Namun Imam Syafi’i dapat terbebas dari fitnah setelah ia mampu mengklarifikasi tuduhan di hadapan Khalifah Harun Ar-Rasyid, Imam Syafi’i membacakan firman Allah SWT, “Hai orang-orang yang beriman, jika datang kepadamu orang fasiq yang membawa suatu berita, maka periksalah dengan teliti agar kamu tidak menimpakan suatu musibah kepada suatu kaum tanpa mengetahui keadaannya yang menyebabkan kamu menyesal atas perbuatanmu itu.” Kemudian beliau berkata, “Ya Amirul Mukminin, sesungguhnya berita yang sampai kepada baginda itu adalah dusta belaka. Sesungguhnya saya ini menjaga kehormatan Islam. Dan bagindalah yang berhak memegang adab kitab Allah karena baginda adalah putera bapak saudara Rasulullah SAW yaitu Abbas. Kita sama-sama menghormati keluarga Rasulullah. Maka kalau saya dituduh Syiah karena saya sayang dan cinta kepada Rasulullah dan keluarganya, maka demi Allah, biarlah umat Islam sedunia ini menyaksikan bahwa saya adalah Syiah. Dan tuan-tuan sendiri tentunya sayang dan cinta kepada keluarga Rasulullah.”

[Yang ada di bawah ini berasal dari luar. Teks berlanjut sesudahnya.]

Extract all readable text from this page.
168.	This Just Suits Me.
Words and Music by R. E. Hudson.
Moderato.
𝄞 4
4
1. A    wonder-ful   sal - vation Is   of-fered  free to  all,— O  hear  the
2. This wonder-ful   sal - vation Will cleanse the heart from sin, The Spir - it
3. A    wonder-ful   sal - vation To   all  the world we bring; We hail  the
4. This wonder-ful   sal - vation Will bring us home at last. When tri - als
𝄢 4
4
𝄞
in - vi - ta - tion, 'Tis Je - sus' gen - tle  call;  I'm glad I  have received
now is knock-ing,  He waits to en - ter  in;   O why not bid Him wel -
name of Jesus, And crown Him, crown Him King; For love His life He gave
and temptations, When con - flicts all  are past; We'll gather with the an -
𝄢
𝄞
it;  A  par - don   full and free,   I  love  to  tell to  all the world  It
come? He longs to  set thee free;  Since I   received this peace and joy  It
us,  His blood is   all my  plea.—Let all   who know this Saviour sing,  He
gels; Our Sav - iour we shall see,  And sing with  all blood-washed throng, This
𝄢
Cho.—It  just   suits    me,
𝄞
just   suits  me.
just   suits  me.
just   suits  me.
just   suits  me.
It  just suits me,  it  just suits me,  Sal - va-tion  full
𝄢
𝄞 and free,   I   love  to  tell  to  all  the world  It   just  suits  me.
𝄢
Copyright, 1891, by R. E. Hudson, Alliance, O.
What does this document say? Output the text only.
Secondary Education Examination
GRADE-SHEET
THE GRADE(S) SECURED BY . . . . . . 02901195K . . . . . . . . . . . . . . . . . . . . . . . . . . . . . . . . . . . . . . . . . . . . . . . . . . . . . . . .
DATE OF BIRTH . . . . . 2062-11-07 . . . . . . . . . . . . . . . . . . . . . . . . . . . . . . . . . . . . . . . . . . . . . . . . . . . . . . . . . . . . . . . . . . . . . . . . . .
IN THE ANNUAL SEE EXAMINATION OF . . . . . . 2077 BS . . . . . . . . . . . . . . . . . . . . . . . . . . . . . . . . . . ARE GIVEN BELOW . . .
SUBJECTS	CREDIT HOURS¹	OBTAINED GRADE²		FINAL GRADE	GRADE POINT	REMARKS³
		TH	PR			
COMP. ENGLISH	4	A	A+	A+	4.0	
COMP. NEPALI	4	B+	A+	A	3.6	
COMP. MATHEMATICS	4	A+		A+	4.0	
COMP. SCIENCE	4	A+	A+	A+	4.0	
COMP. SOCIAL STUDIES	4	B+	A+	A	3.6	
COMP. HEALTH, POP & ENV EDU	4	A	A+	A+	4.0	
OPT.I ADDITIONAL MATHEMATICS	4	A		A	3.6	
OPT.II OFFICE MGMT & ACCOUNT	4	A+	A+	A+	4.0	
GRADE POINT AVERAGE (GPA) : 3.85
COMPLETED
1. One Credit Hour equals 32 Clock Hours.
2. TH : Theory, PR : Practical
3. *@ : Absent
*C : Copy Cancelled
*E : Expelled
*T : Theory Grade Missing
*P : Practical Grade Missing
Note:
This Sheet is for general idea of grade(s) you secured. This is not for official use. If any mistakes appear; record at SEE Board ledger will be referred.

Selanjutnya, ujian dan cobaan juga menimpa Ahmad bin Hambal. Ia hidup di zaman kekuasaan kaum Mu’tazilah yang berpendapat bahawa Al-Quran itu adalah makhluk. Saat itu siapa saja yang bertentangan pendirian dengan pihak pemerintah tentu akan mendapat siksaan. Ahmad bin Hambal termasuk pihak yang menolak pendapat ini, ia kemudian ditangkap dan dihadapkan ke hadapan Khalifah Al-Ma’mun. Ahmad bin Hambal dipanggil bersama tiga orang ulama yang lainnya, yaitu Hassan bin Muhammad Sajah, Muhammad bin Nuh dan Ubaidah bin Umar. Diantara empat orang ulama itu, hanya Ahmad bin Hambal dan Muhammad bin Nuh yang tegas menjawab bahwa Quran itu bukanlah makhluk. Keduanya lalu dimasukkan ke dalam penjara. Setelah beberapa hari dalam penjara, datang surat dari Tharsus yang meminta supaya keduanya dibawa ke sana dengan dirantai. Mereka berdua benar-benar dirantai kedua kaki dan tangannya dan dipertontonkan di hadapan orang ramai. Kemudian dibawa ke Tharsus dan dimasukkan ke dalam penjara.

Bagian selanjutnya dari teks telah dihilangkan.